Abstract

Close-in explosive charges, such as improvised explosive devices, produce localized blast loadings that can potentially cause damage to property in military and civil structures and/or loss of life. Because the localized short-duration blast pulse affects most severely a small area of a plated structure, the plate’s boundary effects are not as influential as they would be when quasi-static or even a global blast loading is applied, and thus full plate action may not be used. Many common structural forms are composed of individual plated elements, and thus the investigation of localized blast loading effects on plates is an important aspect that leads to understanding the integral behavior. Typically, plates are made of ductile metallic materials, such as steel, which exhibit considerable postyield deformation capacity when subjected to such extreme dynamic loads.

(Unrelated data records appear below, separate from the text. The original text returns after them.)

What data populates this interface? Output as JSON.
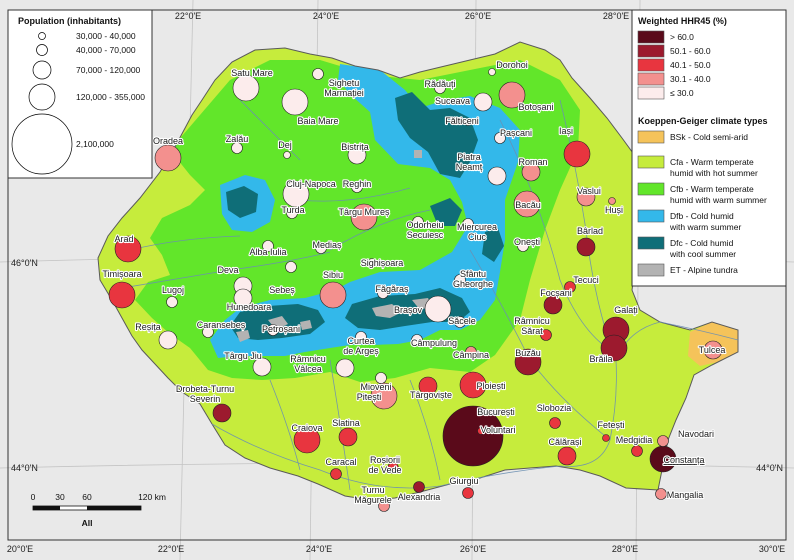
{
  "frame": {
    "lon_ticks": [
      "20°0'E",
      "22°0'E",
      "24°0'E",
      "26°0'E",
      "28°0'E",
      "30°0'E"
    ],
    "top_lon_ticks": [
      "22°0'E",
      "24°0'E",
      "26°0'E",
      "28°0'E"
    ],
    "lat_ticks": [
      "46°0'N",
      "44°0'N"
    ]
  },
  "population_legend": {
    "title": "Population (inhabitants)",
    "classes": [
      "30,000 - 40,000",
      "40,000 - 70,000",
      "70,000 - 120,000",
      "120,000 - 355,000",
      "2,100,000"
    ]
  },
  "hhr_legend": {
    "title": "Weighted HHR45 (%)",
    "classes": [
      {
        "label": "> 60.0",
        "color": "#5a0a1a"
      },
      {
        "label": "50.1 - 60.0",
        "color": "#9c1a2e"
      },
      {
        "label": "40.1 - 50.0",
        "color": "#e8353f"
      },
      {
        "label": "30.1 - 40.0",
        "color": "#f3908e"
      },
      {
        "label": "≤ 30.0",
        "color": "#fcecec"
      }
    ]
  },
  "climate_legend": {
    "title": "Koeppen-Geiger climate types",
    "classes": [
      {
        "code": "BSk",
        "line1": "BSk - Cold semi-arid",
        "line2": "",
        "color": "#f5c35a"
      },
      {
        "code": "Cfa",
        "line1": "Cfa - Warm temperate",
        "line2": "humid with hot summer",
        "color": "#c6ec3c"
      },
      {
        "code": "Cfb",
        "line1": "Cfb - Warm temperate",
        "line2": "humid with warm summer",
        "color": "#62e62a"
      },
      {
        "code": "Dfb",
        "line1": "Dfb - Cold humid",
        "line2": "with warm summer",
        "color": "#33b8ea"
      },
      {
        "code": "Dfc",
        "line1": "Dfc - Cold humid",
        "line2": "with cool summer",
        "color": "#0f6e78"
      },
      {
        "code": "ET",
        "line1": "ET - Alpine tundra",
        "line2": "",
        "color": "#b3b3b3"
      }
    ]
  },
  "scale_bar": {
    "labels": [
      "0",
      "30",
      "60",
      "120 km"
    ],
    "caption": "All"
  },
  "cities": [
    {
      "name": "Satu Mare",
      "cls": 4,
      "size": 3
    },
    {
      "name": "Sighetu Marmației",
      "cls": 4,
      "size": 1
    },
    {
      "name": "Baia Mare",
      "cls": 4,
      "size": 3
    },
    {
      "name": "Rădăuți",
      "cls": 4,
      "size": 1
    },
    {
      "name": "Dorohoi",
      "cls": 4,
      "size": 0
    },
    {
      "name": "Suceava",
      "cls": 4,
      "size": 2
    },
    {
      "name": "Botoșani",
      "cls": 3,
      "size": 3
    },
    {
      "name": "Fălticeni",
      "cls": 4,
      "size": 0
    },
    {
      "name": "Pașcani",
      "cls": 4,
      "size": 1
    },
    {
      "name": "Iași",
      "cls": 2,
      "size": 3
    },
    {
      "name": "Oradea",
      "cls": 3,
      "size": 3
    },
    {
      "name": "Zalău",
      "cls": 4,
      "size": 1
    },
    {
      "name": "Dej",
      "cls": 4,
      "size": 0
    },
    {
      "name": "Bistrița",
      "cls": 4,
      "size": 2
    },
    {
      "name": "Piatra Neamț",
      "cls": 4,
      "size": 2
    },
    {
      "name": "Roman",
      "cls": 3,
      "size": 2
    },
    {
      "name": "Vaslui",
      "cls": 3,
      "size": 2
    },
    {
      "name": "Huși",
      "cls": 3,
      "size": 0
    },
    {
      "name": "Bacău",
      "cls": 3,
      "size": 3
    },
    {
      "name": "Cluj-Napoca",
      "cls": 4,
      "size": 3
    },
    {
      "name": "Reghin",
      "cls": 4,
      "size": 1
    },
    {
      "name": "Turda",
      "cls": 4,
      "size": 1
    },
    {
      "name": "Târgu Mureș",
      "cls": 3,
      "size": 3
    },
    {
      "name": "Odorheiu Secuiesc",
      "cls": 4,
      "size": 1
    },
    {
      "name": "Miercurea Ciuc",
      "cls": 4,
      "size": 1
    },
    {
      "name": "Onești",
      "cls": 4,
      "size": 1
    },
    {
      "name": "Bârlad",
      "cls": 1,
      "size": 2
    },
    {
      "name": "Arad",
      "cls": 2,
      "size": 3
    },
    {
      "name": "Alba Iulia",
      "cls": 4,
      "size": 1
    },
    {
      "name": "Mediaș",
      "cls": 4,
      "size": 1
    },
    {
      "name": "Sighișoara",
      "cls": 4,
      "size": 0
    },
    {
      "name": "Timișoara",
      "cls": 2,
      "size": 3
    },
    {
      "name": "Deva",
      "cls": 4,
      "size": 2
    },
    {
      "name": "Sebeș",
      "cls": 4,
      "size": 1
    },
    {
      "name": "Sibiu",
      "cls": 3,
      "size": 3
    },
    {
      "name": "Făgăraș",
      "cls": 4,
      "size": 1
    },
    {
      "name": "Sfântu Gheorghe",
      "cls": 4,
      "size": 1
    },
    {
      "name": "Tecuci",
      "cls": 2,
      "size": 1
    },
    {
      "name": "Lugoj",
      "cls": 4,
      "size": 1
    },
    {
      "name": "Hunedoara",
      "cls": 4,
      "size": 2
    },
    {
      "name": "Brașov",
      "cls": 4,
      "size": 3
    },
    {
      "name": "Săcele",
      "cls": 4,
      "size": 1
    },
    {
      "name": "Focșani",
      "cls": 1,
      "size": 2
    },
    {
      "name": "Galați",
      "cls": 1,
      "size": 3
    },
    {
      "name": "Reșița",
      "cls": 4,
      "size": 2
    },
    {
      "name": "Caransebeș",
      "cls": 4,
      "size": 1
    },
    {
      "name": "Petroșani",
      "cls": 4,
      "size": 1
    },
    {
      "name": "Curtea de Argeș",
      "cls": 4,
      "size": 1
    },
    {
      "name": "Câmpulung",
      "cls": 4,
      "size": 1
    },
    {
      "name": "Râmnicu Sărat",
      "cls": 2,
      "size": 1
    },
    {
      "name": "Brăila",
      "cls": 1,
      "size": 3
    },
    {
      "name": "Tulcea",
      "cls": 3,
      "size": 2
    },
    {
      "name": "Târgu Jiu",
      "cls": 4,
      "size": 2
    },
    {
      "name": "Râmnicu Vâlcea",
      "cls": 4,
      "size": 2
    },
    {
      "name": "Câmpina",
      "cls": 3,
      "size": 1
    },
    {
      "name": "Buzău",
      "cls": 1,
      "size": 3
    },
    {
      "name": "Drobeta-Turnu Severin",
      "cls": 1,
      "size": 2
    },
    {
      "name": "Mioveni",
      "cls": 4,
      "size": 1
    },
    {
      "name": "Pitești",
      "cls": 3,
      "size": 3
    },
    {
      "name": "Târgoviște",
      "cls": 2,
      "size": 2
    },
    {
      "name": "Ploiești",
      "cls": 2,
      "size": 3
    },
    {
      "name": "Slatina",
      "cls": 2,
      "size": 2
    },
    {
      "name": "Slobozia",
      "cls": 2,
      "size": 1
    },
    {
      "name": "Fetești",
      "cls": 2,
      "size": 0
    },
    {
      "name": "București",
      "cls": 0,
      "size": 4
    },
    {
      "name": "Voluntari",
      "cls": 2,
      "size": 0
    },
    {
      "name": "Craiova",
      "cls": 2,
      "size": 3
    },
    {
      "name": "Călărași",
      "cls": 2,
      "size": 2
    },
    {
      "name": "Medgidia",
      "cls": 2,
      "size": 1
    },
    {
      "name": "Navodari",
      "cls": 3,
      "size": 1
    },
    {
      "name": "Caracal",
      "cls": 2,
      "size": 1
    },
    {
      "name": "Roșiorii de Vede",
      "cls": 2,
      "size": 1
    },
    {
      "name": "Constanța",
      "cls": 0,
      "size": 3
    },
    {
      "name": "Alexandria",
      "cls": 1,
      "size": 1
    },
    {
      "name": "Giurgiu",
      "cls": 2,
      "size": 1
    },
    {
      "name": "Turnu Măgurele",
      "cls": 3,
      "size": 1
    },
    {
      "name": "Mangalia",
      "cls": 3,
      "size": 1
    }
  ]
}
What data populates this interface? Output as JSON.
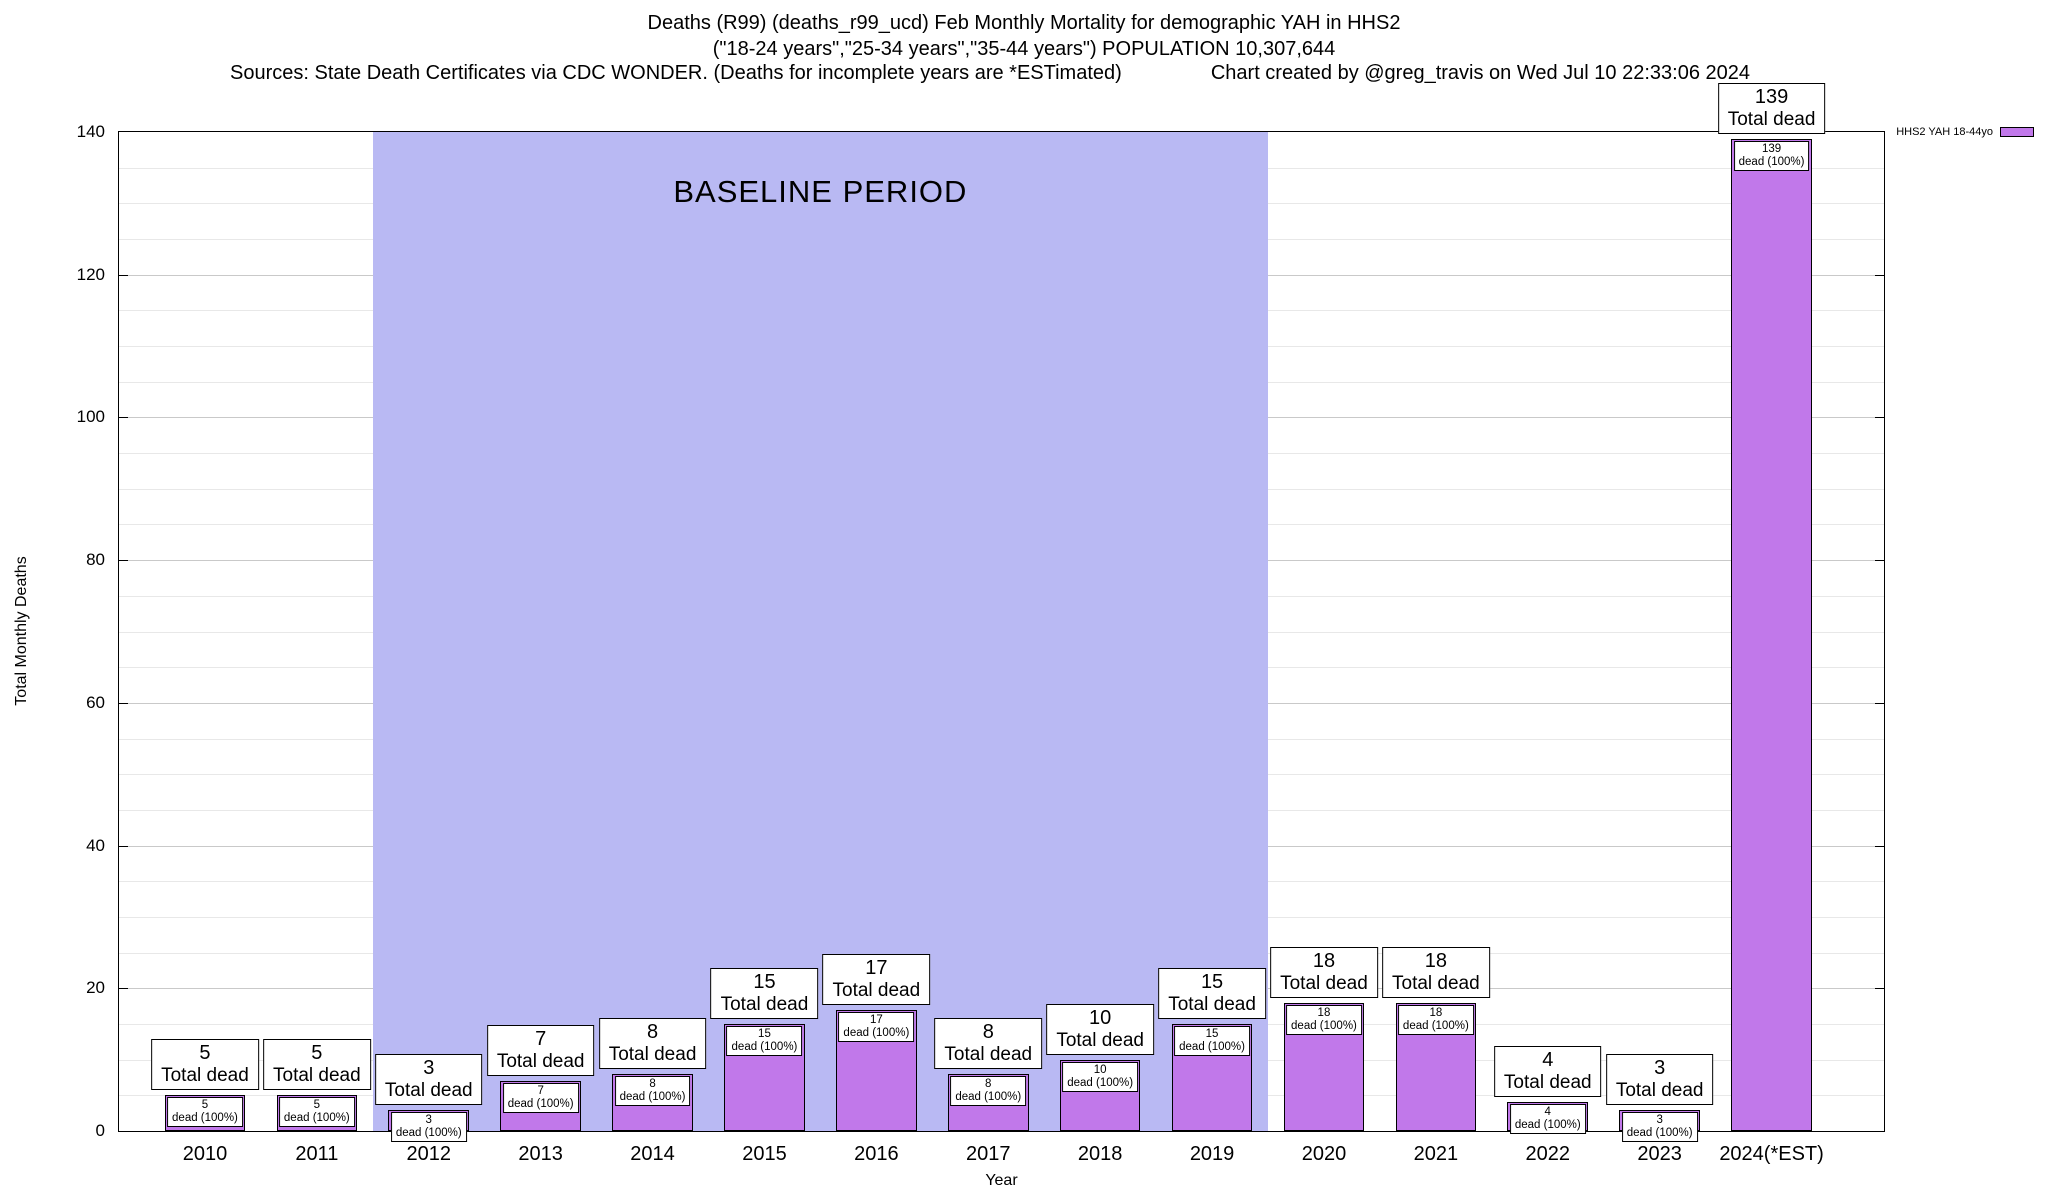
{
  "header": {
    "title_line1": "Deaths (R99) (deaths_r99_ucd) Feb Monthly Mortality for demographic YAH in HHS2",
    "title_line2": "(\"18-24 years\",\"25-34 years\",\"35-44 years\") POPULATION 10,307,644",
    "sources": "Sources: State Death Certificates via CDC WONDER. (Deaths for incomplete years are *ESTimated)",
    "credit": "Chart created by @greg_travis on Wed Jul 10 22:33:06 2024"
  },
  "legend": {
    "label": "HHS2 YAH 18-44yo",
    "swatch_color": "#c178ea"
  },
  "chart_data": {
    "type": "bar",
    "title": "Deaths (R99) (deaths_r99_ucd) Feb Monthly Mortality for demographic YAH in HHS2",
    "xlabel": "Year",
    "ylabel": "Total Monthly Deaths",
    "ylim": [
      0,
      140
    ],
    "ytick_step": 20,
    "minor_step": 5,
    "grid": true,
    "legend_position": "top-right",
    "categories": [
      "2010",
      "2011",
      "2012",
      "2013",
      "2014",
      "2015",
      "2016",
      "2017",
      "2018",
      "2019",
      "2020",
      "2021",
      "2022",
      "2023",
      "2024(*EST)"
    ],
    "values": [
      5,
      5,
      3,
      7,
      8,
      15,
      17,
      8,
      10,
      15,
      18,
      18,
      4,
      3,
      139
    ],
    "bar_label_suffix": "Total dead",
    "bar_sublabel_suffix": "dead (100%)",
    "bar_color": "#c178ea",
    "bar_border": "#000000",
    "baseline": {
      "label": "BASELINE PERIOD",
      "from_category": "2012",
      "to_category": "2019",
      "color": "#b9b9f3"
    }
  }
}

An analytical study of the dynamic plastic response of rigid plastic plated structures is the aim of the current study. A circular plate is studied in the present work, and a general form of a localized blast loading function with a spatial variation having a central radial zone with constant pressure and exponentially decaying profile outside the zone is assumed. Assuming that steel exhibits perfectly plastic behavior and considering transverse shear and rotatory inertia effects, using the approach developed previously, results for the permanent transverse displacements and response durations are found in terms of an applied impulsive velocity, which is a function of the applied localized blast load. It is found that the influence of transverse shear is only relevant for small values of ν, or plate radius-to-thickness ratio, which do not correspond to typical plate geometries found in plated structures subjected to blast loading. Both midpoint and support displacement are only significantly affected by transverse shear effects for ν≤5. The same argument is extended to inclusion of rotatory inertia. It is also seen that, for close-in blasts, the effects of transverse shear and rotatory inertia are irrelevant, even for small values of ν.